ELEGIA AO DEFUNTO ANÔNIMO *

Lá estava estendido, parecendo bicho acuado, um riso profundo, um vago no olhar, uma história vulgar, como tantas.

Ferida feia, monte inerte, um contratempo ao trânsito caótico, esparramado na via pública como em um abraço no chão de betume, redenção de um ébrio em fim de uma noitada intensa.... O piche negro, face a face, um beijo no asfalto. Peito desfraldado, imberbes cabelos, alourados sujos, filetes rubros empastados... Um sonho estranho, uma fita de cinema ou crônica policial.

Das atenções alvo comentado, enfim por uma vez notado, percebido, no incômodo que seu corpo dilacerado, exposto, visível, deplorável, apresentava aos olhos de todos... para alguns condolências, noutros repugnâncias, mas, para o certo ou errado, tinham que vê-lo , não havia como escapar, estava denunciado como um morto anônimo, mais um, a ser retirado do caminho. Mas estava na passagem, reclamando providências, existindo por fim na inexistência, era alguém que pedia, em reclamos mudos, socorro.

Incomodava, era um semelhante, quisessem ou não, também um mortal.

curiosos na anatomia do corpo decrépito, a veia saltada no pescoço – será que gritara ao morrer ?

Turba mansa aturdida, seguindo passiva, imersa em si, evasiva, nada mais era que um contratempo, incidente de percurso, já acostumados. No curso da massa caminham, seguem unidos, desconhecidos, em suas rotas , distraídos. Onde a morte de um mendigo, não era fato anormal, mas algo corriqueiro, banal.

Metidos, enfiados em si mesmos, sufocados na pressa de chegar a algum lugar de nome lar, onde frente à televisão vão cochilar e acreditar, esquecer se esquecendo. Postergando anseios para depois, adiando a vida para um amanhã talvez. Fazendo contas, projetando planos, dilatando sonhos. Arquitetando no hoje um futuro além, em diálogos sussurrados, comendo fatos, boatos em arrotos.

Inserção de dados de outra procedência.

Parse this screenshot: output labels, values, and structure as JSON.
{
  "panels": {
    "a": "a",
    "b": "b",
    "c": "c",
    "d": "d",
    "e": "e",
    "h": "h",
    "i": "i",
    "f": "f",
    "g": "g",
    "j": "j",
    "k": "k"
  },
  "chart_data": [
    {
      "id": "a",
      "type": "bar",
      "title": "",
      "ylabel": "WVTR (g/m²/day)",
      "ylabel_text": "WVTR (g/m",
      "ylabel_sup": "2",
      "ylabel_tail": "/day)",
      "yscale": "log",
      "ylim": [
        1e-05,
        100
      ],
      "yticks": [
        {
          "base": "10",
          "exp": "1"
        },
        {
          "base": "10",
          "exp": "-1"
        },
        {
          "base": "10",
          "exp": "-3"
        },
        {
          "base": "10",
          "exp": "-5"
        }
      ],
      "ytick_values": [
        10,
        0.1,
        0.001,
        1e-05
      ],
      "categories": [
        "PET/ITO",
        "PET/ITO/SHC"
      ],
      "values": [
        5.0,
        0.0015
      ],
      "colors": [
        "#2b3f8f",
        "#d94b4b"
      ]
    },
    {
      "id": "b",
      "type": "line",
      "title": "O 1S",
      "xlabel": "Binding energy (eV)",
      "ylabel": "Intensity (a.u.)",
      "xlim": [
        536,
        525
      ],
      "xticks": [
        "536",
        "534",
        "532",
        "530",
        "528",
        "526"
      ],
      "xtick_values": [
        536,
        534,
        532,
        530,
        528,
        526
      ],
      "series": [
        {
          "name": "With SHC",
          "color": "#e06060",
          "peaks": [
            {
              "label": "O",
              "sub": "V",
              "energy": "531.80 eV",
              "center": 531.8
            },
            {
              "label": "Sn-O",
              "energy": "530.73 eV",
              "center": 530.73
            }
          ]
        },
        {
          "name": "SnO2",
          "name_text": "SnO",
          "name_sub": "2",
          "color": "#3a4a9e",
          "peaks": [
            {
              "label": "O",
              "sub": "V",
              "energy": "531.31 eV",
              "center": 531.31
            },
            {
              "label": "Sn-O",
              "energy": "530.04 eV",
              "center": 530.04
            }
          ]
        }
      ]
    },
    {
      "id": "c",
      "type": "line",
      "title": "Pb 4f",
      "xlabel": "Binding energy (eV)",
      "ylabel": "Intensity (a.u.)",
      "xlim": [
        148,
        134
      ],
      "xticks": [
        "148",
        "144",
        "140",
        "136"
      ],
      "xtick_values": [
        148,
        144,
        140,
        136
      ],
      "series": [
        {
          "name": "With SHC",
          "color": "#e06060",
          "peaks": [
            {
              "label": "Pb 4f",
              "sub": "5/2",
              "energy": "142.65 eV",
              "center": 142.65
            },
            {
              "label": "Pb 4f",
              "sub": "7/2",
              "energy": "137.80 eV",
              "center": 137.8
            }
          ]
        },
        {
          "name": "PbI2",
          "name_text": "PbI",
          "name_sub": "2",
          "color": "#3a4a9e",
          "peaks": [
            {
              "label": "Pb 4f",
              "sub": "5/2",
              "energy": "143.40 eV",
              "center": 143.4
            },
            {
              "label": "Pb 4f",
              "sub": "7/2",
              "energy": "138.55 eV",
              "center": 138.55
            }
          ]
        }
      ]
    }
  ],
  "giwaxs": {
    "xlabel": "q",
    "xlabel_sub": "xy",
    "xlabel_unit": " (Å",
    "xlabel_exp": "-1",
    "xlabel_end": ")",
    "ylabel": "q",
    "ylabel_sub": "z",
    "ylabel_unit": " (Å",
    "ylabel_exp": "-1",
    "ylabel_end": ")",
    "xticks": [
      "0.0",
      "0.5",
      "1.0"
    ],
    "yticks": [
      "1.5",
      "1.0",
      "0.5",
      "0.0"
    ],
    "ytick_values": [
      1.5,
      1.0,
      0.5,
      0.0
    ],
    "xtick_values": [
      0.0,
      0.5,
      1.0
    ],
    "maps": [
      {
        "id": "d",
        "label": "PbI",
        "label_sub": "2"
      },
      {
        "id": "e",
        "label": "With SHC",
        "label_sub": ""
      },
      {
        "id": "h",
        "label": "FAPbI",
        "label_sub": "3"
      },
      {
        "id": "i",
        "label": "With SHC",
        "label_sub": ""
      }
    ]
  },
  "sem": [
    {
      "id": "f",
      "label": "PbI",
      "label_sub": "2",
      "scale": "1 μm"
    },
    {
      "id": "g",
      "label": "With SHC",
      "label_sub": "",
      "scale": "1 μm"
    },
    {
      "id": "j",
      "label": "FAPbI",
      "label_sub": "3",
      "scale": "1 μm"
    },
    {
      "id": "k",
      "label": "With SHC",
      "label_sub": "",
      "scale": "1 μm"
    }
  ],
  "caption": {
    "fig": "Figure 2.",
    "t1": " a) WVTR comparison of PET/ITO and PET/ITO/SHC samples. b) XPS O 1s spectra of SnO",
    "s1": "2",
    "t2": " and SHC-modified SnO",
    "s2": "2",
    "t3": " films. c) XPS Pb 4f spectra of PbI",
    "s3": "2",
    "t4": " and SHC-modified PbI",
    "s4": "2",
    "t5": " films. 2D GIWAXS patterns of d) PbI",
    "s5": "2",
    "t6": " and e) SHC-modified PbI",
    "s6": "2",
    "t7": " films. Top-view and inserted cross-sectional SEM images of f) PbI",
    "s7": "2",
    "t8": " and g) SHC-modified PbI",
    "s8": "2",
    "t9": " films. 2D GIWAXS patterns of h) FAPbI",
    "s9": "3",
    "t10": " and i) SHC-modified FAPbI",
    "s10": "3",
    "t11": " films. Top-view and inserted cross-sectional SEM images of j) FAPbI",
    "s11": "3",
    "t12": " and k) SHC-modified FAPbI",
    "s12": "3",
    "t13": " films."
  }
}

Falas mal digeridas, desatentas, confundidos em alienados apetites.

Como toda rotina, despertam amanhã, reiniciam a marcha – morto, qual morto ? O de ontem, ah, já sei !

Reiniciam a caminhada, ilhados em si, solitários na multidão

apressados, compassados, compenetrados, atolados nos coletivos, aturdidos em seus caminhos e destinos

Na sua solidão de cadáver, reconheceu o cuidado de um transeunte, por compaixão ou para encobrir aquele escândalo, abriu um jornal e o cobriu, sentia-se reverenciado naquele dúbio gesto, para tirá-lo das retinas enojadas ou preservá-lo na sua intimidade...

Tantos olhares atraiam a sua andrajosa figura semi nua, ofuscada até então, tantos comentários, inquirições sobre os fatos que culminaram com aquela tragédia, nunca fora o centro de atenção alguma, nem mesmo de si tomava ciência, a vida era como se apresentava, uma busca insana para abrigar-se em algum vão de marquise,fugindo da chuva ou do frio, um pão seco que fosse para acalmar o estômago, nada além...

Ah, se soubesse, sonhasse viver, que tantas pessoas, transeuntes e motoristas, parariam para vê-lo, desejaria ter vivido mais, talvez como alguém menos insignificante...da vida não um trânsfugas à deriva de si mesmo, imerso na insanidade de seus dias, na falta de objetivos e de esperanças... Sem um teto e entes queridos, na fartura de suas carências.

Talvez viver como vivem tantos, os tidos como normais, sendo alguém na multidão, ter sido mais que uma sombra, a estender as mãos imundas para colher esmolas, dadas não pela caridade espelhada na solidariedade humana, mas para se desvencilharem de sua figura repulsiva. Tantas vezes o poupavam de implorar, atiravam as moedas temendo que se aproximasse, não precisava pedir, dispensavam ouvi-lo...as moedas caiam pelas calçadas, e as recolhia, até que somadas representasse algum valor para se comer algo. Que alguém, por caridade, pudesse comprar para ele, pois não o deixavam entrar em lugar algum, pelas rotas vestes e odores que exalava. Então, mesmo com o dinheiro para pagar era expulso, como um animal empesteado, um ser desprezível e abandonado.

Ah, talvez o mundo não lhe fosse assim tão indiferente, tampouco causasse repulsas como imaginava...se tivesse imaginado que olhariam para ele, teria tentado viver mais, não sendo apenas um mero número, um a mais, que era...

*PUBLICADO EM LIVRO NA ANTOLOGIA DE CONTOS DA CBJE, RIO DE JANEIRO-RJ, EM JUNHO DE 2012.